Makineyi tamamen doldurunca veya tek parça kıyafeti makineye attığınızda ne kadar deterjan koyacağınızı bilemiyor olabilirsiniz. İşte tam bu noktada i-Dos Deterjan Tarama teknolojisi devreye giriyor. Siemens Home Connect üzerinden şişelerin barkodunu okutup su sertliği ve deterjan yoğunluğunu makineye iletiyor, i-Dos ise her yıkamada doğru miktarı otomatik olarak ayarlıyor. Üstelik Siemens Home Connect uygulaması, deterjan seviyesini takip ederek deterjanınız tükenmeden önce size haber veriyor. Tek yapmanız gereken uygulamayı telefonunuza yüklemek ve çamaşır makinenizi uygulamaya bağlamak. 

stainRemoval teknolojisi: Zorlu lekelerle inatlaşmayı unutun 

Çay, yağ, makyaj, çikolata lekeleri… Gün içinde fark etmeden üzerinize bulaşan lekeler artık kâbus olmaktan çıkıyor. Siemens iQ500 çamaşır makinesi ile stainRemoval teknolojisi devreye giriyor. Tek bir dokunuşla çay, yağ, kozmetik veya günlük hayatta karşılaştığınız diğer zor lekeler için özel programları aktif edebilirsiniz. 
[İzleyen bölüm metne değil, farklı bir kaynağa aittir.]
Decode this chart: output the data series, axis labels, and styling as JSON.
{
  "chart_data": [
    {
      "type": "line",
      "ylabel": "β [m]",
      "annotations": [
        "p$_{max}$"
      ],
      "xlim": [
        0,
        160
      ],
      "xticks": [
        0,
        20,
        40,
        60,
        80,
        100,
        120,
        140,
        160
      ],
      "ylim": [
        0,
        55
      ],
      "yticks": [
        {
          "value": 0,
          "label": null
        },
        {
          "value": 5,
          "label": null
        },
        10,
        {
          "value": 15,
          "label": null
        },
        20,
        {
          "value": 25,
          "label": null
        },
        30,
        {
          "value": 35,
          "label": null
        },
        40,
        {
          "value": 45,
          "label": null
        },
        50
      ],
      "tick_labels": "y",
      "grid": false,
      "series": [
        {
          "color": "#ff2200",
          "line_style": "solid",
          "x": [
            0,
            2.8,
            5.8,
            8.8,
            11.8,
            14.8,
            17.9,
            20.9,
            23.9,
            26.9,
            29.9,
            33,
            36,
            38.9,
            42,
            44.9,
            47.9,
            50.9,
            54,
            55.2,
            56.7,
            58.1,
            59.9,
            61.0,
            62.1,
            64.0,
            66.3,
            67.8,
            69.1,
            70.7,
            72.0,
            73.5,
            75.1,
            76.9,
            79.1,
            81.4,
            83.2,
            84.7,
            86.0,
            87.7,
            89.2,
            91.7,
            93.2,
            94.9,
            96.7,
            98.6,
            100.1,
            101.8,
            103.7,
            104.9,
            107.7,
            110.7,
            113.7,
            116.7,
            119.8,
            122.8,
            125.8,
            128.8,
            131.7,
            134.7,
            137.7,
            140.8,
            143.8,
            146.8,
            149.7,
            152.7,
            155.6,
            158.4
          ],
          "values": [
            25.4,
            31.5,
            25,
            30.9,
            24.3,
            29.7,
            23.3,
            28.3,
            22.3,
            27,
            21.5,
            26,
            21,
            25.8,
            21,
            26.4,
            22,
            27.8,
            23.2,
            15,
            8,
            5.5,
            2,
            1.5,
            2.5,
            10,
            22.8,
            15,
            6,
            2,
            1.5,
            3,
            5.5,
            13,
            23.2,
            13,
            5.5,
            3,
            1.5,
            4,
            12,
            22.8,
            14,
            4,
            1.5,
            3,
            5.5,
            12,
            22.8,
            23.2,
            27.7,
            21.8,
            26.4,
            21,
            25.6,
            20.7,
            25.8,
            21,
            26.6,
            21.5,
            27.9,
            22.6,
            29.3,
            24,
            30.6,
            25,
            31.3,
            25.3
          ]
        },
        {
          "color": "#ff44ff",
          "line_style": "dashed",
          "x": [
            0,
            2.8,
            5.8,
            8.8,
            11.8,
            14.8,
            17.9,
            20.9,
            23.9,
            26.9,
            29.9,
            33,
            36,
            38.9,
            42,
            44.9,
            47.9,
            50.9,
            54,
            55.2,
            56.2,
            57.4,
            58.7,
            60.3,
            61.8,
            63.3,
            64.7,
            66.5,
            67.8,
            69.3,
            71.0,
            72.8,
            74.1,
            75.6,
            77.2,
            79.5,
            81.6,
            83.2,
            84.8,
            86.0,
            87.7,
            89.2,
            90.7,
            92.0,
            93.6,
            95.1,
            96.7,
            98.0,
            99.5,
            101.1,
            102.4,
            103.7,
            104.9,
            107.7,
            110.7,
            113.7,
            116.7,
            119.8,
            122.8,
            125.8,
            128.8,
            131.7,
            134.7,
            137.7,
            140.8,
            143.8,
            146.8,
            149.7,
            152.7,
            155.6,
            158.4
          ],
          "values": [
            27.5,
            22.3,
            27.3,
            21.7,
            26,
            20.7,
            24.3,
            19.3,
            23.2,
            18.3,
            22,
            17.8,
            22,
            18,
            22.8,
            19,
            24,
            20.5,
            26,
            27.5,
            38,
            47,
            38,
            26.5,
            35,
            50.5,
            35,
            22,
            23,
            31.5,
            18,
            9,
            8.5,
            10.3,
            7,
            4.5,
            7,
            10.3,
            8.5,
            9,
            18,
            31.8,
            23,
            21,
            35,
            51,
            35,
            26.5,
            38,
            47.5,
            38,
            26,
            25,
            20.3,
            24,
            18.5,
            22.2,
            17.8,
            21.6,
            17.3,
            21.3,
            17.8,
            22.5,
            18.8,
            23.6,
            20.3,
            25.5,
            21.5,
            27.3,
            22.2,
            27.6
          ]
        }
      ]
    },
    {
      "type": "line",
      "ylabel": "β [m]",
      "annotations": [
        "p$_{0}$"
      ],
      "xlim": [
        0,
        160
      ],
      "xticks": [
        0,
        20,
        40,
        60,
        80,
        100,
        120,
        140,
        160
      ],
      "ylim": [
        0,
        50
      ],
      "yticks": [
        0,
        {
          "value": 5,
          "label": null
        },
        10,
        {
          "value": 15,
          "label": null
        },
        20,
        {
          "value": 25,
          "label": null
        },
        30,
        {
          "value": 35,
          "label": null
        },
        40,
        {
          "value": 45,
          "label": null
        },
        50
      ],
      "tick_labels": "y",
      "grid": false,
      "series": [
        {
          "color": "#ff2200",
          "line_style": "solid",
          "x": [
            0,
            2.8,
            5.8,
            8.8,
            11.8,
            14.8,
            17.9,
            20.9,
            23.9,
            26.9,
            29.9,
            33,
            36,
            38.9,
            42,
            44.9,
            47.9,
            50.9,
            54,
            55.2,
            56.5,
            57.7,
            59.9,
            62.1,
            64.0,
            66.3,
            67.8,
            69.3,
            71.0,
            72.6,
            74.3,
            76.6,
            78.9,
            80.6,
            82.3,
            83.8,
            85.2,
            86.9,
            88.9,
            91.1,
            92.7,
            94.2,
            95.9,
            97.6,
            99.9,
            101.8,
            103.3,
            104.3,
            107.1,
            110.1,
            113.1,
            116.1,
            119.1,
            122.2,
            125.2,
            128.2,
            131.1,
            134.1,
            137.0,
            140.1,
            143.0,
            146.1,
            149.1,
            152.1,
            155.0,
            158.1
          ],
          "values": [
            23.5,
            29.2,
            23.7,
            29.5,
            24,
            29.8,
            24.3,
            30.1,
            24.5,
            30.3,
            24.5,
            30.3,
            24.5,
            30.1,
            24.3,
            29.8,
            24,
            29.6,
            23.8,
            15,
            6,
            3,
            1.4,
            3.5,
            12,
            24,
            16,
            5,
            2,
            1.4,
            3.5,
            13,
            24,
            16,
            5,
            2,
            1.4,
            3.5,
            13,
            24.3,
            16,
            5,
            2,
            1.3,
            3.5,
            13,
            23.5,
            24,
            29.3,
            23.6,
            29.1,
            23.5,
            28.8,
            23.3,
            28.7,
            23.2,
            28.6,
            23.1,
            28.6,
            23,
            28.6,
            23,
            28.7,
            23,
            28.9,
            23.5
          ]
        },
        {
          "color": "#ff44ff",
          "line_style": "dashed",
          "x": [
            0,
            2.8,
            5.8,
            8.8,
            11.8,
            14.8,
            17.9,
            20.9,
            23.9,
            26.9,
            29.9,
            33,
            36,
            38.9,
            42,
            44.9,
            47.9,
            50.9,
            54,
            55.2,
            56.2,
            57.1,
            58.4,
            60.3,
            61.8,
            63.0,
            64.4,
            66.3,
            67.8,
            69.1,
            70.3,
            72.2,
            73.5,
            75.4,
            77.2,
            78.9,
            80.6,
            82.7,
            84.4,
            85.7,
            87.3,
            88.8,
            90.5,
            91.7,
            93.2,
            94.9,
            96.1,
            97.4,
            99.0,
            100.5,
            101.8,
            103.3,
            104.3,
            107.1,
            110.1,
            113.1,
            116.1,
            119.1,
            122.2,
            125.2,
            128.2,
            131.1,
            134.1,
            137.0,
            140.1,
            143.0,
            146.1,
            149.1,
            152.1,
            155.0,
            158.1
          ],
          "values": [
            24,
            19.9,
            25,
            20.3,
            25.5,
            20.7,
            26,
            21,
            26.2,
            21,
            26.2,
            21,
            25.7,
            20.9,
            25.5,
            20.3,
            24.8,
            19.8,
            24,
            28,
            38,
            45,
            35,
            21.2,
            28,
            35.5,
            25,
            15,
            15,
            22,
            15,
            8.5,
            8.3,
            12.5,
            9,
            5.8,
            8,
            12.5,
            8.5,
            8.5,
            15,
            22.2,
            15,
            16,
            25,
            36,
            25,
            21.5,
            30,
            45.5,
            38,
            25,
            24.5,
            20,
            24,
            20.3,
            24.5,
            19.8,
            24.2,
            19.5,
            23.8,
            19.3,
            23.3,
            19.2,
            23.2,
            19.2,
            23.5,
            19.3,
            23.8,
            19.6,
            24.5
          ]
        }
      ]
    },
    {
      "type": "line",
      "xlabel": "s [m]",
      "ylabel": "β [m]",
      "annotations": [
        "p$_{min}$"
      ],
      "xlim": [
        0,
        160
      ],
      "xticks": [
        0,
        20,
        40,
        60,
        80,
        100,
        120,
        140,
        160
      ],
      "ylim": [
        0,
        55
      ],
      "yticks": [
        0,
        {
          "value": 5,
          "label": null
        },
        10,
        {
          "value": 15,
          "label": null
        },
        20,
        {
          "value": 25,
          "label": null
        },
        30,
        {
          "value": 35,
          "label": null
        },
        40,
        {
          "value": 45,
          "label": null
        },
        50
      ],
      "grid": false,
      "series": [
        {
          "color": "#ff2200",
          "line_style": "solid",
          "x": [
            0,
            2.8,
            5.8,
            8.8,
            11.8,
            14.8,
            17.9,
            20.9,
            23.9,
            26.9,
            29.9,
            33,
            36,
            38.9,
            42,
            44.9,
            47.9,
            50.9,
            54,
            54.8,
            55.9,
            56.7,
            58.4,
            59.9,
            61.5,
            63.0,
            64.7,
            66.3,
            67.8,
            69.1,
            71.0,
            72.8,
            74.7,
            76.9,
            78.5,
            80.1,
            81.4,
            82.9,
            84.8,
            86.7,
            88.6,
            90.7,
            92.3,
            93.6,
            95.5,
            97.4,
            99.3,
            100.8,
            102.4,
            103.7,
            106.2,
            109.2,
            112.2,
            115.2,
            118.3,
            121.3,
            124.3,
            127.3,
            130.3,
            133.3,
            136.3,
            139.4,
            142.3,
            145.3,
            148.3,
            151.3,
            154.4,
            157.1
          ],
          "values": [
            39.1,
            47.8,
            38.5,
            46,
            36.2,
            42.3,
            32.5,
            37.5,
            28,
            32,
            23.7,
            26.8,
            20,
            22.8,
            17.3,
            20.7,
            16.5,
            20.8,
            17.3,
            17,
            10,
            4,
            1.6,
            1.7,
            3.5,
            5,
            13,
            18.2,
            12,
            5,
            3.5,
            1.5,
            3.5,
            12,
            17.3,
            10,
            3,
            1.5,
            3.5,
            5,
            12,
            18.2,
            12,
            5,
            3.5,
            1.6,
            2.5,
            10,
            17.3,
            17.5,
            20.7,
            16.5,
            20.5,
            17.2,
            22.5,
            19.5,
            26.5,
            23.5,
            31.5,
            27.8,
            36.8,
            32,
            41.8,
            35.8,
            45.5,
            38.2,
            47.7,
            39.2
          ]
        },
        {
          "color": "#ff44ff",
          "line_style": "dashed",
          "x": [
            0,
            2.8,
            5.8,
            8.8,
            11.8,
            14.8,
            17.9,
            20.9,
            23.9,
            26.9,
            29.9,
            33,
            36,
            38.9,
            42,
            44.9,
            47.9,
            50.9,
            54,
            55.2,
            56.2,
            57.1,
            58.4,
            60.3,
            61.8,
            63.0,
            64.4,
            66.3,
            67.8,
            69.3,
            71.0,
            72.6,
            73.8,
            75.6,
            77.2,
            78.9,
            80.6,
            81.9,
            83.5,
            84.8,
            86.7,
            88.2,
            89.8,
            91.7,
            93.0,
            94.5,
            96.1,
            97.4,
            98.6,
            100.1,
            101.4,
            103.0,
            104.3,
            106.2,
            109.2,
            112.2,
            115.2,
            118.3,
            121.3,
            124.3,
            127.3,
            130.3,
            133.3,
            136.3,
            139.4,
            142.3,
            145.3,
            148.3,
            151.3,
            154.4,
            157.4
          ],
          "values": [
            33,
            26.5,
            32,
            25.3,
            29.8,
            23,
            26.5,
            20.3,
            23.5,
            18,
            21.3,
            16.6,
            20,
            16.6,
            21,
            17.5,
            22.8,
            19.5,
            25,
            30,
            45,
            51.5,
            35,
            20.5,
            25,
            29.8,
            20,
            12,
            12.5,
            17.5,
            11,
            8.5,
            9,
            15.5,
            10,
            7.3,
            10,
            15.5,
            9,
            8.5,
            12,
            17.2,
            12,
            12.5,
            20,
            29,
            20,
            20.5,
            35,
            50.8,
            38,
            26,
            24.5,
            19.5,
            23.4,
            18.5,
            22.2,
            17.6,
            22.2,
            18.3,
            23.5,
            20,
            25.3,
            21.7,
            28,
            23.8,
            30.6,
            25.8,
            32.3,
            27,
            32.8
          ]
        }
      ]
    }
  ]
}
Siemens Home Connect uygulaması sayesinde daha fazla leke türünü ve bunlar için geliştirilmiş özel programları keşfetmek de mümkün. Yani sadece “lekeyi çıkar” demekle kalmıyor, sizin için en doğru yıkama programını da otomatik olarak öneriyor. Böylece hem lekelerle uğraşmak zorunda kalmıyor hem de giysilerinizin ömrünü koruyorsunuz. 

Artık çocuğunuza yemek yedirirken dökülen yemek lekeleri, kahve kazaları ya da mutfakta sıçrayan yağ lekeleri sizi endişelendirmiyor. stainRemoval, günlük hayatın getirdiği küçük sürprizlere karşı en güvenilir yardımcınız oluyor. 

Siemens iQ500 çamaşır ve kurutma makineleri, artık sadece kıyafetlerinizi temizleyen makineler değil; size zaman, konfor ve güven veren akıllı iş ortaklarınızdır. Ütüye harcadığınız vakti kendinize ayırın, lekelerle uğraşmayı unutun ve teknolojinin yaşam alanınıza uyumunun keyfini yaşayın.

*Bu yazı Siemens’in katkılarıyla hazırlanmıştır.